As we parted ways with the college students, a military Humvee rumbled down the street in front of us.

Lauren lives across the street from where Freddie Gray lived, and knew him. “He was a good person,” she said. “I saw what they did to him at the second stop. I saw them drag him out and put leg shackles on him. Why did they have to do that? They already broke his legs before.”

Lauren

 

We asked Lauren to say something to the WSWS worldwide readership about what it is like living in West Baltimore.

“It’s like a constant police purge around here,” she said, and she then described an incident when she was attacked by police.

“They pulled in over there,” she said, pointing to a parking area behind her.

“Whenever the police come, we always all come out to see what they are going to do and to take pictures. I came out too, and one of the police handcuffed me and slammed me face down on the curb. You can see I’m little. It hurt my face and my back. They took me in and put me in jail, and I lost my job in health care. Jobs are scarce here.”

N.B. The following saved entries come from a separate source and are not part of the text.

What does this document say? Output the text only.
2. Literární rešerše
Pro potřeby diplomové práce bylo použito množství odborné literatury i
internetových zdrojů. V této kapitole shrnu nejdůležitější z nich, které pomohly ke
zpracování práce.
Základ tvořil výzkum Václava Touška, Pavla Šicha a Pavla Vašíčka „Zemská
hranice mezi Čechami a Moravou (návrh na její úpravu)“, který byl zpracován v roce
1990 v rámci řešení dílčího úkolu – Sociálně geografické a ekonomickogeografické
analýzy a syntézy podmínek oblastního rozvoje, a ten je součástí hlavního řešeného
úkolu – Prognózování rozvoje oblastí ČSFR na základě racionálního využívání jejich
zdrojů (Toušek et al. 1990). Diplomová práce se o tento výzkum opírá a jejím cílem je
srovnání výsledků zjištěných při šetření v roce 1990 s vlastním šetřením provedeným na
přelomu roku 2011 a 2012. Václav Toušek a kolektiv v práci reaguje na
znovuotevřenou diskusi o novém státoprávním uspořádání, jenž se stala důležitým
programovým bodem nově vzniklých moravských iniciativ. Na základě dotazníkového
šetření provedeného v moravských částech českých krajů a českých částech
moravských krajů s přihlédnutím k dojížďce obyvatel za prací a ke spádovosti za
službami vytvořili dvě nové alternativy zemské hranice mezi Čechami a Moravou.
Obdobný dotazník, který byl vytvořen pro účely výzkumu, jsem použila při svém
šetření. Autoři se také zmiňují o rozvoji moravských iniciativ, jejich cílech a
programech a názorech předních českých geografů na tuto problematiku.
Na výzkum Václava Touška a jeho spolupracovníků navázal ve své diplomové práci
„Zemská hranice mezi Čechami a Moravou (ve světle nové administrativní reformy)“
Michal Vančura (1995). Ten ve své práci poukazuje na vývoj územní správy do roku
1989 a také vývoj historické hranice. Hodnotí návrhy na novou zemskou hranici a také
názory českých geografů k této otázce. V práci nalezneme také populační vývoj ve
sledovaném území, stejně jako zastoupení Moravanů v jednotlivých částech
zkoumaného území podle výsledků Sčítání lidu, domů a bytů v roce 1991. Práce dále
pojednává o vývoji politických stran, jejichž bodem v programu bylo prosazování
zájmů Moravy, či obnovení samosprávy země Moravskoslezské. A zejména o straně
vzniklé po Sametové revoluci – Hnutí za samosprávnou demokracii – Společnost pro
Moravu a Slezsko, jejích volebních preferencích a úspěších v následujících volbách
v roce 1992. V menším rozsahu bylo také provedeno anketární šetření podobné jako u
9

“I don’t think it’s a black thing or a white thing. A lot of these cops are black. It’s a blue thing,” Lauren said, referring to the color of the police uniforms.

“The police serve the Republican part of downtown, where you have all these high-class Caucasians and African-Americans. There is a lot of animosity here in our neighborhoods after years and years of policies that serve that part of the city.”

Kalilla and Leann

Kalilla, whom we met together with her friend Leann later, at Saturday’s downtown Baltimore rally for Freddie Gray, described a similar experience.

“I was at Hamilton swimming pool with my sister and our children in 2006,” she said.

“Police came into the pool area and fired their guns, so we ran and jumped into our car. They came up with their guns drawn and pulled us out, and pushed us down on the curb. And they put handcuffs on us. All of this in front of our little children.”

We asked Kalilla and Leann about the connection between war and police repression in Baltimore. “It’s really unsettling,” Leann said. “It’s a war zone. When I see these people in uniform and these armored vehicles, it’s like Iraq or Afghanistan. You’ve got military here. And you’ve even got snipers,” she said, pointing to the heights of a nearby parking ramp.

“The situation here goes beyond racial lines,” Leann said. “It’s between either the haves or the have-nots.”